Quan denies knowledge, planning of raid.

Jean Quan is the mayor of Oakland, but she doesn't call all the shots.

That was the message the city's chief executive delivered in the wake of Tuesday's violent police eviction of the Occupy Oakland encampment in front of City Hall, in which an Iraq War veteran was severely injured by a police projectile.

"I don't know everything," she told reporters, after completing a flip-flop on the city's stance towards the Occupy protesters, who will now be allowed to stay.

Not that the protesters needed a mayoral invitation. Prior to Quan's pronouncement, protesters had returned in force less than 24 hours after their eviction, tearing down a cyclone fence that was erected to block off Frank Ogawa Plaza, and setting up tents and laying down sleeping bags.

The protesters say they will assemble peacefully, and have called for a citywide strike on Nov. 2. By Thursday afternoon tents were back up in Frank Ogawa Plaza and even a makeshift shrine to the injured soldier was built.

Meanwhile, doctors said the condition of Scott Olsen, the Marine veteran who suffered a fractured skull, was improving but still serious.
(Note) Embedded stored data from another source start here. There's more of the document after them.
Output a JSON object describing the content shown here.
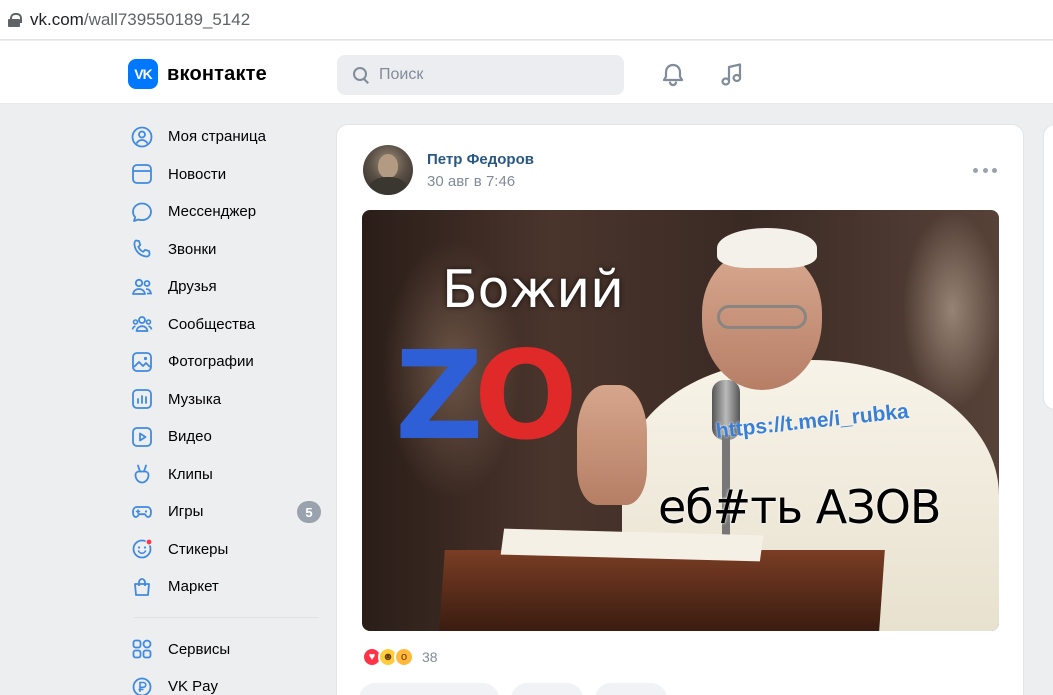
{
  "browser": {
    "url_host": "vk.com",
    "url_path": "/wall739550189_5142"
  },
  "header": {
    "logo_mark": "VK",
    "logo_text": "вконтакте",
    "search_placeholder": "Поиск"
  },
  "sidebar": {
    "items": [
      {
        "label": "Моя страница",
        "icon": "user-circle-icon"
      },
      {
        "label": "Новости",
        "icon": "news-icon"
      },
      {
        "label": "Мессенджер",
        "icon": "message-icon"
      },
      {
        "label": "Звонки",
        "icon": "phone-icon"
      },
      {
        "label": "Друзья",
        "icon": "friends-icon"
      },
      {
        "label": "Сообщества",
        "icon": "communities-icon"
      },
      {
        "label": "Фотографии",
        "icon": "photo-icon"
      },
      {
        "label": "Музыка",
        "icon": "music-icon"
      },
      {
        "label": "Видео",
        "icon": "video-icon"
      },
      {
        "label": "Клипы",
        "icon": "clips-icon"
      },
      {
        "label": "Игры",
        "icon": "gamepad-icon",
        "badge": "5"
      },
      {
        "label": "Стикеры",
        "icon": "sticker-icon"
      },
      {
        "label": "Маркет",
        "icon": "market-icon"
      }
    ],
    "items2": [
      {
        "label": "Сервисы",
        "icon": "services-icon"
      },
      {
        "label": "VK Pay",
        "icon": "vkpay-icon"
      }
    ]
  },
  "post": {
    "author": "Петр Федоров",
    "time": "30 авг в 7:46",
    "image_text": {
      "line1": "Божий",
      "z": "Z",
      "o": "O",
      "link": "https://t.me/i_rubka",
      "bottom": "еб#ть АЗОВ"
    },
    "reactions_count": "38"
  },
  "colors": {
    "accent": "#0077ff",
    "link": "#2a5885",
    "muted": "#818c99",
    "bg": "#edeef0"
  }
}
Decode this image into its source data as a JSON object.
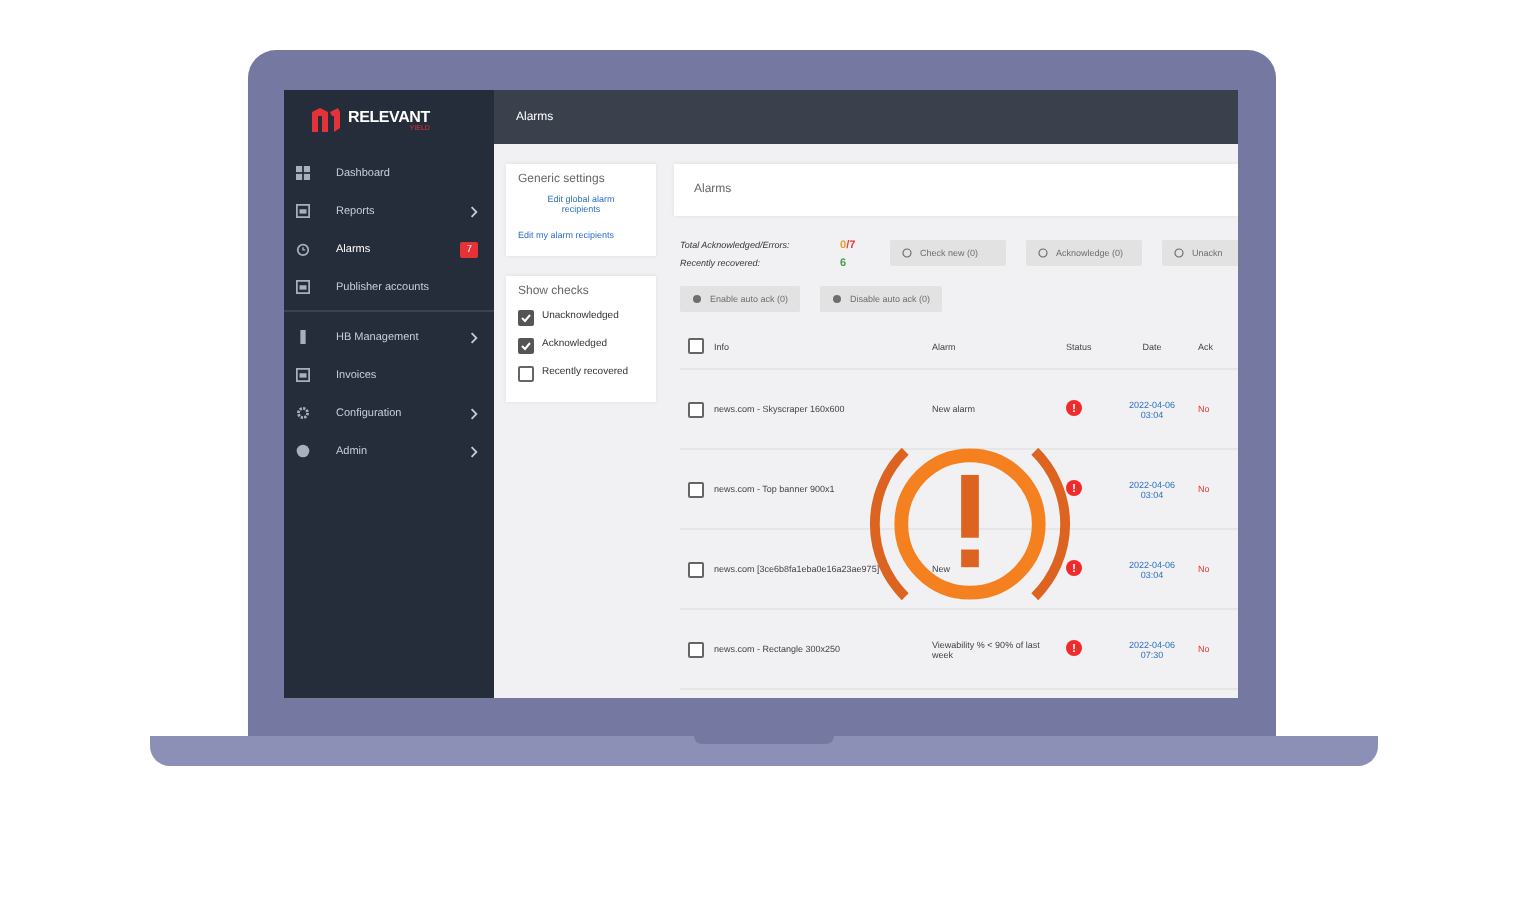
{
  "header": {
    "title": "Alarms"
  },
  "sidebar": {
    "logo": "RELEVANT",
    "logo_sub": "YIELD",
    "groups": [
      [
        {
          "label": "Dashboard",
          "submenu": false,
          "selected": false
        },
        {
          "label": "Reports",
          "submenu": true,
          "selected": false
        },
        {
          "label": "Alarms",
          "submenu": false,
          "selected": true,
          "badge": "7"
        },
        {
          "label": "Publisher accounts",
          "submenu": false,
          "selected": false
        }
      ],
      [
        {
          "label": "HB Management",
          "submenu": true,
          "selected": false
        },
        {
          "label": "Invoices",
          "submenu": false,
          "selected": false
        },
        {
          "label": "Configuration",
          "submenu": true,
          "selected": false
        },
        {
          "label": "Admin",
          "submenu": true,
          "selected": false
        }
      ]
    ]
  },
  "settings": {
    "title": "Generic settings",
    "links": [
      "Edit global alarm recipients",
      "Edit my alarm recipients"
    ]
  },
  "show_checks": {
    "title": "Show checks",
    "items": [
      {
        "label": "Unacknowledged",
        "checked": true
      },
      {
        "label": "Acknowledged",
        "checked": true
      },
      {
        "label": "Recently recovered",
        "checked": false
      }
    ]
  },
  "alarms": {
    "title": "Alarms",
    "stats": [
      {
        "label": "Total Acknowledged/Errors:",
        "values": [
          {
            "text": "0",
            "color": "#f39a2b"
          },
          {
            "text": "/7",
            "color": "#e53935"
          }
        ]
      },
      {
        "label": "Recently recovered:",
        "values": [
          {
            "text": "6",
            "color": "#43a047"
          }
        ]
      }
    ],
    "button_rows": [
      [
        {
          "label": "Check new (0)",
          "disabled": true
        },
        {
          "label": "Acknowledge (0)",
          "disabled": true
        },
        {
          "label": "Unackn",
          "disabled": true
        }
      ],
      [
        {
          "label": "Enable auto ack (0)",
          "disabled": true
        },
        {
          "label": "Disable auto ack (0)",
          "disabled": true
        }
      ]
    ],
    "select_all": {
      "checked": false
    },
    "columns": [
      "Info",
      "Alarm",
      "Status",
      "Date",
      "Ack"
    ],
    "rows": [
      {
        "checked": false,
        "info": "news.com - Skyscraper 160x600",
        "alarm": "New alarm",
        "date": "2022-04-06 03:04",
        "ack": "No"
      },
      {
        "checked": false,
        "info": "news.com - Top banner 900x1",
        "date": "2022-04-06 03:04",
        "ack": "No"
      },
      {
        "checked": false,
        "info": "news.com [3ce6b8fa1eba0e16a23ae975]",
        "alarm": "New",
        "date": "2022-04-06 03:04",
        "ack": "No"
      },
      {
        "checked": false,
        "info": "news.com - Rectangle 300x250",
        "alarm": "Viewability % < 90% of last week",
        "date": "2022-04-06 07:30",
        "ack": "No"
      }
    ]
  }
}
Many view Quan's handling of the situation as inept bungling. A recall movement is underway, and Oakland attorney Dan Siegel, a trusted Quan adviser, said a "big mistake" was made and is considering resignation.

Left-leaning political commentator Keith Olbermann used his national show to demand that Quan resign.

The actions have cost the cash-strapped city over $1 million, according to the Bay Citizen, with over half of that police overtime.